In Greek mythology, Sarpedon referred to several different people.

Sarpedon (son of Zeus and Europa)

The first Sarpedon was a son of Zeus and Europa, and brother to Minos and Rhadamanthys. He was raised by King Asterion and then banished by Minos, and sought refuge with his uncle, King Cilix. Sarpedon conquered the Milyans, and ruled over them; his kingdom was named Lycia, sfter his successor, Lycus, son of Pandion.

Sarpedon (son of Zeus and Laodamia)

Death of Sarpedon, MNA Policoro

The second Sarpedon was a son of Zeus and Laodamia and a Lycian King. He fought on the side of the Trojans during the Trojan War and was killed by Patroclus.

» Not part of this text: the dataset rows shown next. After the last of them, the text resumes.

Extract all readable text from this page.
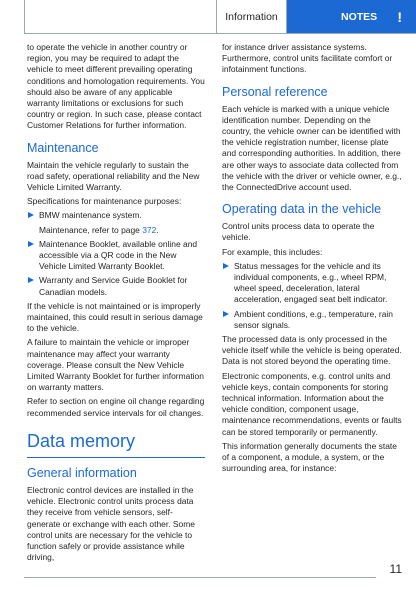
Information	NOTES !

to operate the vehicle in another country or region, you may be required to adapt the vehicle to meet different prevailing operating conditions and homologation requirements. You should also be aware of any applicable warranty limitations or exclusions for such country or region. In such case, please contact Customer Relations for further information.

Maintenance

Maintain the vehicle regularly to sustain the road safety, operational reliability and the New Vehicle Limited Warranty.

Specifications for maintenance purposes:

BMW maintenance system.
Maintenance, refer to page 372.
Maintenance Booklet, available online and accessible via a QR code in the New Vehicle Limited Warranty Booklet.
Warranty and Service Guide Booklet for Canadian models.

If the vehicle is not maintained or is improperly maintained, this could result in serious damage to the vehicle.

A failure to maintain the vehicle or improper maintenance may affect your warranty coverage. Please consult the New Vehicle Limited Warranty Booklet for further information on warranty matters.

Refer to section on engine oil change regarding recommended service intervals for oil changes.

Data memory
General information

Electronic control devices are installed in the vehicle. Electronic control units process data they receive from vehicle sensors, self-generate or exchange with each other. Some control units are necessary for the vehicle to function safely or provide assistance while driving,

for instance driver assistance systems. Furthermore, control units facilitate comfort or infotainment functions.

Personal reference

Each vehicle is marked with a unique vehicle identification number. Depending on the country, the vehicle owner can be identified with the vehicle registration number, license plate and corresponding authorities. In addition, there are other ways to associate data collected from the vehicle with the driver or vehicle owner, e.g., the ConnectedDrive account used.

Operating data in the vehicle

Control units process data to operate the vehicle.

For example, this includes:

Status messages for the vehicle and its individual components, e.g., wheel RPM, wheel speed, deceleration, lateral acceleration, engaged seat belt indicator.
Ambient conditions, e.g., temperature, rain sensor signals.

The processed data is only processed in the vehicle itself while the vehicle is being operated. Data is not stored beyond the operating time.

Electronic components, e.g. control units and vehicle keys, contain components for storing technical information. Information about the vehicle condition, component usage, maintenance recommendations, events or faults can be stored temporarily or permanently.

This information generally documents the state of a component, a module, a system, or the surrounding area, for instance:

11
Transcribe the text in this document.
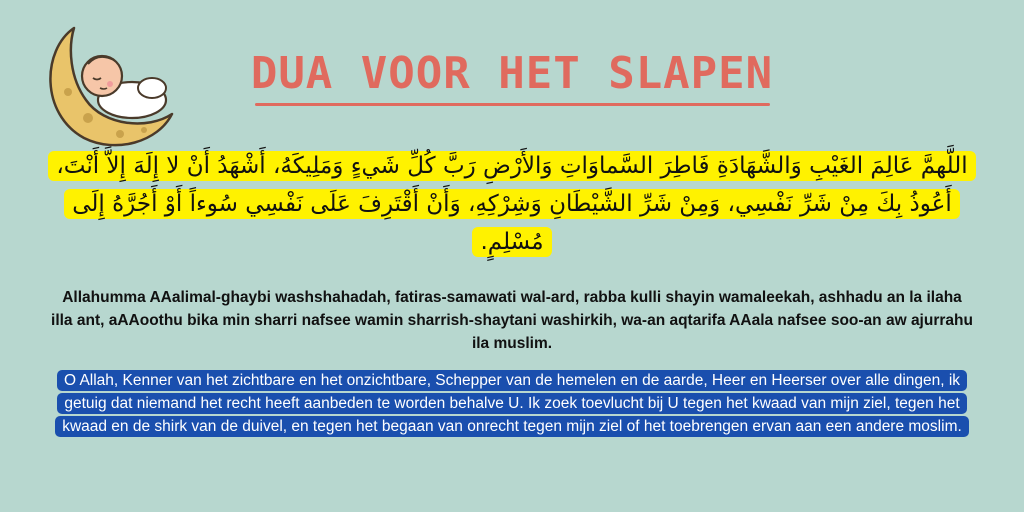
DUA VOOR HET SLAPEN
اللَّهمَّ عَالِمَ الغَيْبِ وَالشَّهَادَةِ فَاطِرَ السَّماوَاتِ وَالأَرْضِ رَبَّ كُلِّ شَيءٍ وَمَلِيكَهُ، أَشْهَدُ أَنْ لا إِلَهَ إِلاَّ أَنْتَ، أَعُوذُ بِكَ مِنْ شَرِّ نَفْسِي، وَمِنْ شَرِّ الشَّيْطَانِ وَشِرْكِهِ، وَأَنْ أَقْتَرِفَ عَلَى نَفْسِي سُوءاً أَوْ أَجُرَّهُ إِلَى مُسْلِمٍ.
Allahumma AAalimal-ghaybi washshahadah, fatiras-samawati wal-ard, rabba kulli shayin wamaleekah, ashhadu an la ilaha illa ant, aAAoothu bika min sharri nafsee wamin sharrish-shaytani washirkih, wa-an aqtarifa AAala nafsee soo-an aw ajurrahu ila muslim.
O Allah, Kenner van het zichtbare en het onzichtbare, Schepper van de hemelen en de aarde, Heer en Heerser over alle dingen, ik getuig dat niemand het recht heeft aanbeden te worden behalve U. Ik zoek toevlucht bij U tegen het kwaad van mijn ziel, tegen het kwaad en de shirk van de duivel, en tegen het begaan van onrecht tegen mijn ziel of het toebrengen ervan aan een andere moslim.
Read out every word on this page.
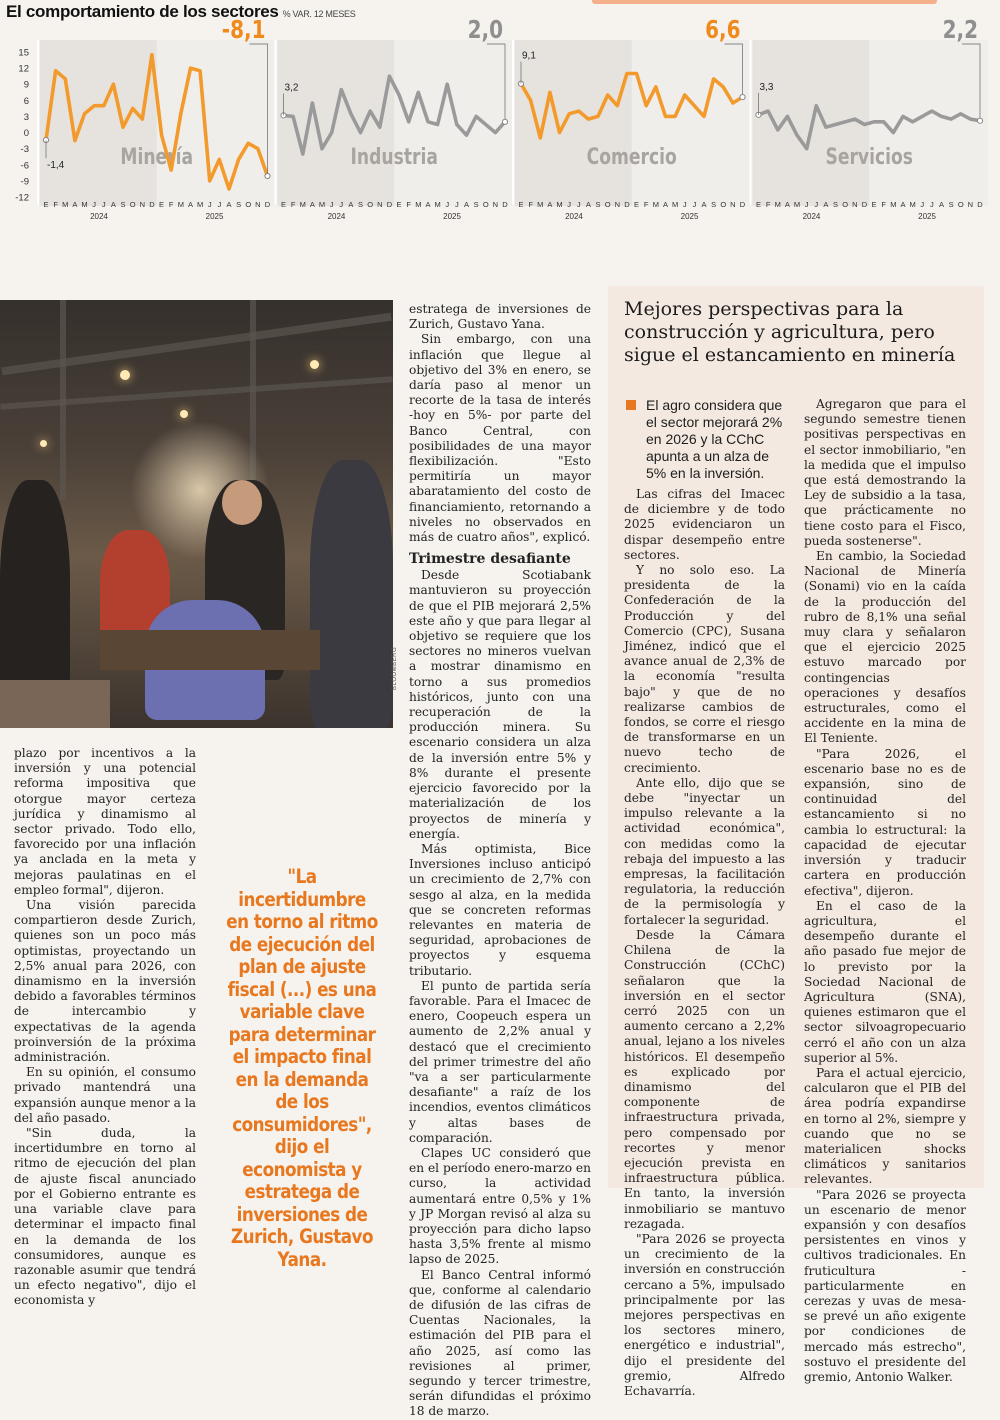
El comportamiento de los sectores % VAR. 12 MESES
15
12
9
6
3
0
-3
-6
-9
-12
Minería
-1,4
-8,1
E F M A M J J A S O N D E F M A M J J A S O N D
2024	2025
Industria
3,2
2,0
E F M A M J J A S O N D E F M A M J J A S O N D
2024	2025
Comercio
9,1
6,6
E F M A M J J A S O N D E F M A M J J A S O N D
2024	2025
Servicios
3,3
2,2
E F M A M J J A S O N D E F M A M J J A S O N D
2024	2025
BLOOMBERG

plazo por incentivos a la inversión y una potencial reforma impositiva que otorgue mayor certeza jurídica y dinamismo al sector privado. Todo ello, favorecido por una inflación ya anclada en la meta y mejoras paulatinas en el empleo formal", dijeron.

Una visión parecida compartieron desde Zurich, quienes son un poco más optimistas, proyectando un 2,5% anual para 2026, con dinamismo en la inversión debido a favorables términos de intercambio y expectativas de la agenda proinversión de la próxima administración.

En su opinión, el consumo privado mantendrá una expansión aunque menor a la del año pasado.

"Sin duda, la incertidumbre en torno al ritmo de ejecución del plan de ajuste fiscal anunciado por el Gobierno entrante es una variable clave para determinar el impacto final en la demanda de los consumidores, aunque es razonable asumir que tendrá un efecto negativo", dijo el economista y

"La incertidumbre en torno al ritmo de ejecución del plan de ajuste fiscal (...) es una variable clave para determinar el impacto final en la demanda de los consumidores", dijo el economista y estratega de inversiones de Zurich, Gustavo Yana.

estratega de inversiones de Zurich, Gustavo Yana.

Sin embargo, con una inflación que llegue al objetivo del 3% en enero, se daría paso al menor un recorte de la tasa de interés -hoy en 5%- por parte del Banco Central, con posibilidades de una mayor flexibilización. "Esto permitiría un mayor abaratamiento del costo de financiamiento, retornando a niveles no observados en más de cuatro años", explicó.

Trimestre desafiante

Desde Scotiabank mantuvieron su proyección de que el PIB mejorará 2,5% este año y que para llegar al objetivo se requiere que los sectores no mineros vuelvan a mostrar dinamismo en torno a sus promedios históricos, junto con una recuperación de la producción minera. Su escenario considera un alza de la inversión entre 5% y 8% durante el presente ejercicio favorecido por la materialización de los proyectos de minería y energía.

Más optimista, Bice Inversiones incluso anticipó un crecimiento de 2,7% con sesgo al alza, en la medida que se concreten reformas relevantes en materia de seguridad, aprobaciones de proyectos y esquema tributario.

El punto de partida sería favorable. Para el Imacec de enero, Coopeuch espera un aumento de 2,2% anual y destacó que el crecimiento del primer trimestre del año "va a ser particularmente desafiante" a raíz de los incendios, eventos climáticos y altas bases de comparación.

Clapes UC consideró que en el período enero-marzo en curso, la actividad aumentará entre 0,5% y 1% y JP Morgan revisó al alza su proyección para dicho lapso hasta 3,5% frente al mismo lapso de 2025.

El Banco Central informó que, conforme al calendario de difusión de las cifras de Cuentas Nacionales, la estimación del PIB para el año 2025, así como las revisiones al primer, segundo y tercer trimestre, serán difundidas el próximo 18 de marzo.

Mejores perspectivas para la construcción y agricultura, pero sigue el estancamiento en minería
El agro considera que el sector mejorará 2% en 2026 y la CChC apunta a un alza de 5% en la inversión.

Las cifras del Imacec de diciembre y de todo 2025 evidenciaron un dispar desempeño entre sectores.

Y no solo eso. La presidenta de la Confederación de la Producción y del Comercio (CPC), Susana Jiménez, indicó que el avance anual de 2,3% de la economía "resulta bajo" y que de no realizarse cambios de fondos, se corre el riesgo de transformarse en un nuevo techo de crecimiento.

Ante ello, dijo que se debe "inyectar un impulso relevante a la actividad económica", con medidas como la rebaja del impuesto a las empresas, la facilitación regulatoria, la reducción de la permisología y fortalecer la seguridad.

Desde la Cámara Chilena de la Construcción (CChC) señalaron que la inversión en el sector cerró 2025 con un aumento cercano a 2,2% anual, lejano a los niveles históricos. El desempeño es explicado por dinamismo del componente de infraestructura privada, pero compensado por recortes y menor ejecución prevista en infraestructura pública. En tanto, la inversión inmobiliario se mantuvo rezagada.

"Para 2026 se proyecta un crecimiento de la inversión en construcción cercano a 5%, impulsado principalmente por las mejores perspectivas en los sectores minero, energético e industrial", dijo el presidente del gremio, Alfredo Echavarría.

Agregaron que para el segundo semestre tienen positivas perspectivas en el sector inmobiliario, "en la medida que el impulso que está demostrando la Ley de subsidio a la tasa, que prácticamente no tiene costo para el Fisco, pueda sostenerse".

En cambio, la Sociedad Nacional de Minería (Sonami) vio en la caída de la producción del rubro de 8,1% una señal muy clara y señalaron que el ejercicio 2025 estuvo marcado por contingencias operaciones y desafíos estructurales, como el accidente en la mina de El Teniente.

"Para 2026, el escenario base no es de expansión, sino de continuidad del estancamiento si no cambia lo estructural: la capacidad de ejecutar inversión y traducir cartera en producción efectiva", dijeron.

En el caso de la agricultura, el desempeño durante el año pasado fue mejor de lo previsto por la Sociedad Nacional de Agricultura (SNA), quienes estimaron que el sector silvoagropecuario cerró el año con un alza superior al 5%.

Para el actual ejercicio, calcularon que el PIB del área podría expandirse en torno al 2%, siempre y cuando que no se materialicen shocks climáticos y sanitarios relevantes.

"Para 2026 se proyecta un escenario de menor expansión y con desafíos persistentes en vinos y cultivos tradicionales. En fruticultura -particularmente en cerezas y uvas de mesa- se prevé un año exigente por condiciones de mercado más estrecho", sostuvo el presidente del gremio, Antonio Walker.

Then Patroclus, in his turn, threw his bronze spear, 
which did not leave his hand in vain.  It struck 

right between Sarpedon's midriff and his beating heart.
Sarpedon toppled over, as an oak tree falls,
or poplar or tall mountain pine which craftsmen cut 
with sharpened axes, to harvest timber for a ship
that's how he lay there stretched out before his chariot
and horses, groaning and clawing at the bloody dust
. Illiad

Zeus ordered Apollo to move the body back to Lycia. Iliad V, 471; XVI, 419

Euphronios Krater, Death of Sarpedon (a Trojan ally, leader of the Lycians and son of Zeus, killed by the spear of Patroklos). Hermes Psychopompos (psyche = soul, pompe = escort, procession , "who escorts the souls") in the middle with the twin brothers Thanatos and Hypnos (Death and Sleep) moving (Sarpedon) to Hades the world of the dead. Calyx-krater, ca. 515 B.C.; Archaic; red-figure, Metropolitan Museum of Art. Signed by Euxitheos, as potter; Signed by Euphronios, as painter, Greek, Attic Purchase, Bequest of Joseph H. Durkee, Gift of Darius Ogden Mills and Gift of C. Ruxton Love, by exchange, 1972 (1972.11.10)

Death of Sarpedon

Sarpedon (of Aenus)

A third Sarpedon was a Thracian son of Poseidon, and brother to Poltys, King of Aenus. Unlike the other two Sarpedons, this Thracian Sarpedon was not a hero, but an insolent individual who was killed by Heracles.